Tyco Electronics loses $1.37b
NEW YORK (Bloomberg) Bermuda-based Tyco Electronics Ltd., the world's biggest maker of electric connectors, posted a loss of $1.37 billion in its first quarter as an independent company, mostly because of a settlement in a shareholder lawsuit.
The third-quarter net loss was $2.75 a share compared with net income of $298 million, or 60 cents, a year earlier, the Bermuda-based company said yesterday in a statement. Revenue rose 6.4 percent to $3.41 billion.
The company was spun off as part of the break-up of Tyco International Ltd., and had $891 million of costs from a shareholder lawsuit settlement by its former parent. Chief executive officer Thomas Lynch is selling lower-margin areas, including power systems. In the quarter, higher copper prices and sluggish US sales hurt profit at electronic components, its largest segment.
"We believe the company is going through a multi-year restructuring and product-pruning programme that will ultimately result in a more profitable company," wrote Thomas Dinges, an analyst at J.P. Morgan Securities Inc., in a July 2 note to investors. He put a "neutral" rating on the stock.
Shares of Tyco Electronics, with operating headquarters in Berwyn, Pennsylvania, fell 4 cents to $34.81 at 11:08 a.m. in New York Stock Exchange composite trading. The stock has declined 13 percent since it began trading July 2.
Excluding costs for the shareholder settlement, expenses for the split and planned restructuring, profit was unchanged at $461 million, the company said.
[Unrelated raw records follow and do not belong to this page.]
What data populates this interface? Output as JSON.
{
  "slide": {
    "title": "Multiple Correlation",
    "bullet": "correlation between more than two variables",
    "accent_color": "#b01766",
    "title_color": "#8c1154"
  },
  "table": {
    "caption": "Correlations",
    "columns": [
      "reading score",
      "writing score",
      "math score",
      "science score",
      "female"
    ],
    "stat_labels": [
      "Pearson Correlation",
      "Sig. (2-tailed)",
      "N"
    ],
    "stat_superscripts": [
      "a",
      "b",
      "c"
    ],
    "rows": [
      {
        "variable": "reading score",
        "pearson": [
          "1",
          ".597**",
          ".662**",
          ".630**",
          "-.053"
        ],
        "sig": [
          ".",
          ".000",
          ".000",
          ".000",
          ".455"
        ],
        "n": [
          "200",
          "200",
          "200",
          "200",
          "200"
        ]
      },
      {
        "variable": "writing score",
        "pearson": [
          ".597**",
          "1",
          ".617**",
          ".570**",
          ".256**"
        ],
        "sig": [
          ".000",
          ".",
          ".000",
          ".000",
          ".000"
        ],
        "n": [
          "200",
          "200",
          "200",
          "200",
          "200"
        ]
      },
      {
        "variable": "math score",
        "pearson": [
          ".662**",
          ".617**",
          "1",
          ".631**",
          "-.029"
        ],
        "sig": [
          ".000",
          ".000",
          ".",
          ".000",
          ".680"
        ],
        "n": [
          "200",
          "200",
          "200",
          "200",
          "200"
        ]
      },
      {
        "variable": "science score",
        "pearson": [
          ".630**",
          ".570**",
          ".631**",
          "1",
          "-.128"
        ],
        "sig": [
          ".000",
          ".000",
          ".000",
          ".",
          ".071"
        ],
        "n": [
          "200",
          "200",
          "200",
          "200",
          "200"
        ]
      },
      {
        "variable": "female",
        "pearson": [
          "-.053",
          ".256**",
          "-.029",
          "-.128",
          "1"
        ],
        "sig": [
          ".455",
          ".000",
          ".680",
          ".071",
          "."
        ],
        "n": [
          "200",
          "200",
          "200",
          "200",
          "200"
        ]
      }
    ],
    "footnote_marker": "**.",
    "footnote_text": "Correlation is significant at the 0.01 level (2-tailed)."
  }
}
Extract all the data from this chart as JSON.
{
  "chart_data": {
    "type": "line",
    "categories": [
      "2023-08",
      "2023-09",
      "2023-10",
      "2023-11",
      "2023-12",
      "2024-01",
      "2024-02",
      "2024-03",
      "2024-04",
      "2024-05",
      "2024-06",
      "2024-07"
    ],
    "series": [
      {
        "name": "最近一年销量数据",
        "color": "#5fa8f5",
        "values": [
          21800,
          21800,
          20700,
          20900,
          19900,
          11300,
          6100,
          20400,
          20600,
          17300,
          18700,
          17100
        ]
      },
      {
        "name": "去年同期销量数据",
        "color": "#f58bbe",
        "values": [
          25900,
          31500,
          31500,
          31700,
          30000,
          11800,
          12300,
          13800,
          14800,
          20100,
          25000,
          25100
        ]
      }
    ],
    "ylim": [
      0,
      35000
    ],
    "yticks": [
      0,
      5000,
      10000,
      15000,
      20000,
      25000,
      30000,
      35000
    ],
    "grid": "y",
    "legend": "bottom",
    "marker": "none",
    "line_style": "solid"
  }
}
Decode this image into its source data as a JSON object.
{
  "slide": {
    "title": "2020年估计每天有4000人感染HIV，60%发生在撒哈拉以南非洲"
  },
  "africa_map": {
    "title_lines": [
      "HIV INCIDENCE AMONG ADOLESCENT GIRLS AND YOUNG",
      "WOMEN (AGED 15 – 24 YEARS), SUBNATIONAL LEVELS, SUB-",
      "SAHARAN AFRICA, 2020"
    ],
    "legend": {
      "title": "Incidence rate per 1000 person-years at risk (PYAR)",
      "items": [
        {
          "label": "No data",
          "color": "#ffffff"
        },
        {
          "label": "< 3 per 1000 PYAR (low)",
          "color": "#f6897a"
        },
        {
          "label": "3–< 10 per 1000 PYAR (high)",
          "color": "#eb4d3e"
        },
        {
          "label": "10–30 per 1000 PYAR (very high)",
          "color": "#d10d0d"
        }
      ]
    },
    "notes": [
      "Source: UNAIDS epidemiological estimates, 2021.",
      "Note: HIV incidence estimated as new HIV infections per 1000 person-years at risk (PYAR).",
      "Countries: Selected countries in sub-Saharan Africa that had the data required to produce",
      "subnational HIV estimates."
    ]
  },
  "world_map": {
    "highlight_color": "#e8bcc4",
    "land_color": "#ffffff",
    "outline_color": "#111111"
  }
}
It didn't provide a per-share figure for adjusted operating income. Three of the company's four main divisions reported increased sales and only one, the undersea fiber optic cable unit, posted higher profit. Sluggish orders from the North American automotive industry may be close to a "bottom," executives said on a conference call with analysts. Those sales affect the electronic-components unit, where profit fell 14 percent to $314 million.
In the quarter, Tyco Electronics spent $28 million to restructure and forecast spending as much as $50 million in the period ending in September.
Tyco International chief executive officer Ed Breen and his board decided to split Tyco into three to help improve returns from the conglomerate built by former CEO L. Dennis Kozlowski, now in New York State prison for stealing from the company. The other spin-off was health-care company Covidien Ltd.
Lynch is targeting a fourth-quarter sales increase of 5 percent to 8 percent and an operating margin excluding costs of as much as 13.5 percent. Costs for separation could be about $50 million, the company said.
Lynch in June told investors that the company is seeking annual profit margins of 15 percent and internal sales growth of 5 percent to 7 percent.
Tyco Electronics, which last month withdrew a $1.5 billion debt offering because of unfavorable conditions in the debt markets, still intends to carry total debt of about $3.5 billion.
The company's bridge loan expires in April 2008, giving it time to reconsider its approach, said chief financial officer Terrence Curtin on the call.